Additional course material: The B/K (Bryant/Kirby) course notes.
    The B/G text and the MF doc provide material about sets, functions and logic but they do not have sufficiently many good examples. I have found course notes from Florida State University, written by John Bryant and Penelope Kirby. The link to both the entire PDF and separate chunks is http://www.math.fsu.edu/~pkirby/mad2104/CourseNotes.htm which help to close this gap. These notes will be referred to as the B/K notes. The material was pointed out to me by Prof. Marcin Mazur. The following comments pertain to these course notes.
   
  1. Chapters 2 and 3 are very well written notes on the subject of logic and its use for writing formal proofs. Reading some of this material, in particular looking at its many examples, will help you to understand ch.3 in the B/G text on logic better. MF ch.4 on logic (almost none of which will not be discussed in lecture) was written with the same goal in mind but it also is lacking enough examples.
    I give no homework assignments on logic as this is not done in the B/G text either (there are only projects), but understanding the basics of logical reasoning and its terminology is might help you to understand the proofs given in the other course material and creating your own.
  2. Sets part 1: This is ch.1, section 1 of B/K (Introduction to Sets), a very basic introduction to sets which many of you should be able to skim through in a hurry, but you should skip nothing and be sure you understand all examples.
  3. Sets part 2: This is ch.4, section 1 of B/K (Set Operations). Note that this article needs a higher level of sophistication but you should have enough of an intuitive knowledge of sets to understand the material rather quickly. Be sure you learn the notation. Some of it deviates from the notation used in B/G and/or in MF.
    You can safely skip the following:
    • Section 62.11. Set Identities: Everything starting with ``Proof 2'' until the end on p.105
    • All of section 1.15. Computer Representation of a Set. Recommendation: If you are a computer scientist I recommend you take a look at this stuff simply because it will probably interest you.
  4. Functions part 1: This is ch.1, section 6 of B/K ( Introduction to Functions). It is a very brief document but you will need more time per page to understand its contents. You can skip chapter 2.4. Floor and Ceiling Functions.

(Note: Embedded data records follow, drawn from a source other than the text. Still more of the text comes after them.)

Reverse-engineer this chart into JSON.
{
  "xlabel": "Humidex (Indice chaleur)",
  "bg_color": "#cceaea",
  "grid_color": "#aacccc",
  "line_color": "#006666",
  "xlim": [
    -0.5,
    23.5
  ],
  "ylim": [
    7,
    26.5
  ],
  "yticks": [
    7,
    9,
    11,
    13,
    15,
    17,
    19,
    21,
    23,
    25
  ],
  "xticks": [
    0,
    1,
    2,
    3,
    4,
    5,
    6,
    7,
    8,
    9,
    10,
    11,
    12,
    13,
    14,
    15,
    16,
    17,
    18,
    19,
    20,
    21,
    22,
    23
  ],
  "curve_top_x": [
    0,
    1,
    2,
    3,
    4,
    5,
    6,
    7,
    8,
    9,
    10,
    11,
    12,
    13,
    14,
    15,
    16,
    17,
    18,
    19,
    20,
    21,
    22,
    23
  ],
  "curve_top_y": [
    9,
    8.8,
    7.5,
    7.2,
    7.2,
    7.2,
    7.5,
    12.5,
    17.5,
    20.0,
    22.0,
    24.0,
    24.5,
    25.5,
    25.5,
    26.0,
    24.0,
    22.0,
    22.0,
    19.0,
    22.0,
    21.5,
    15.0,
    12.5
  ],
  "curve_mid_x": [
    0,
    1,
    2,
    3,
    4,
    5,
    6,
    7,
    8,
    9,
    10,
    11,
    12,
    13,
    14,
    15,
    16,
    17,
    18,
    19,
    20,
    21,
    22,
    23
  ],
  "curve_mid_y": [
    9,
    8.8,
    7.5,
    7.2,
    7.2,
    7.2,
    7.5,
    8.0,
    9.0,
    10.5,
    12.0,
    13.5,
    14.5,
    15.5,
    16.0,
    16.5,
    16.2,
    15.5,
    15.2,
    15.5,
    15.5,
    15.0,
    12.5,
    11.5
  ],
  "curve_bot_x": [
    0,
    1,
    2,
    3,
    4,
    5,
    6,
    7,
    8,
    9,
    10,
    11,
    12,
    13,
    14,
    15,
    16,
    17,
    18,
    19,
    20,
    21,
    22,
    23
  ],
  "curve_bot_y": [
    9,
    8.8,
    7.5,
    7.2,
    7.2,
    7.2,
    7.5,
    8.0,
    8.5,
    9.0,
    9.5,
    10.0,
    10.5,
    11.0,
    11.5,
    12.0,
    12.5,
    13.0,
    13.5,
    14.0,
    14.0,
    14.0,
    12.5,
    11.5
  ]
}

  5. Functions part 2: This is ch.4, section 6 of B/K (Properties of Functions). It focuses on injective, surjective and bijective (invertible) functions. Pick up your copy of Stewart's Calculus and review the chapter on inverse functions. You will see material on injective functions (Stewart calls them one-to-one) and on inverse functions. This will help you understand the document. Skip all proofs as the important ones are given in B/G. but be sure to understand the definitions and examples and draw pictures with functions that you understand well to get a feeling for why the theorems are true.
   
Additional course material: Linear Algebra
    If you did not take a linear algebra class then you will have to educate yourself about a few basics. Here are two good references.
   
  1. The lecture notes from Paul Dawkins on linear algebra, available at https://www.cs.cornell.edu/courses/cs485/2006sp/LinAlg_Complete.pdf , have the advantage that they cost nothing. You should look at the following:
    • Vector Spaces, p.182, def. 1,
    • Subspaces p.193: def.1, thm 1,
    • Span, p.202: def 1, def 2, thm 1,
    • Linear independence, p.210: def.1,
    • Basis and dimension, p.220: def.1, thm 2, def 2, thm 3.
  2. The lecture notes for Math 304 (Linear Algebra by Brin/Marchesi) might be reusable when you get around to take that course but there is some danger that a new edition will have been published by then. See the chapter "Vectors and Vector spaces" of the MF doc for references to the topics listed above.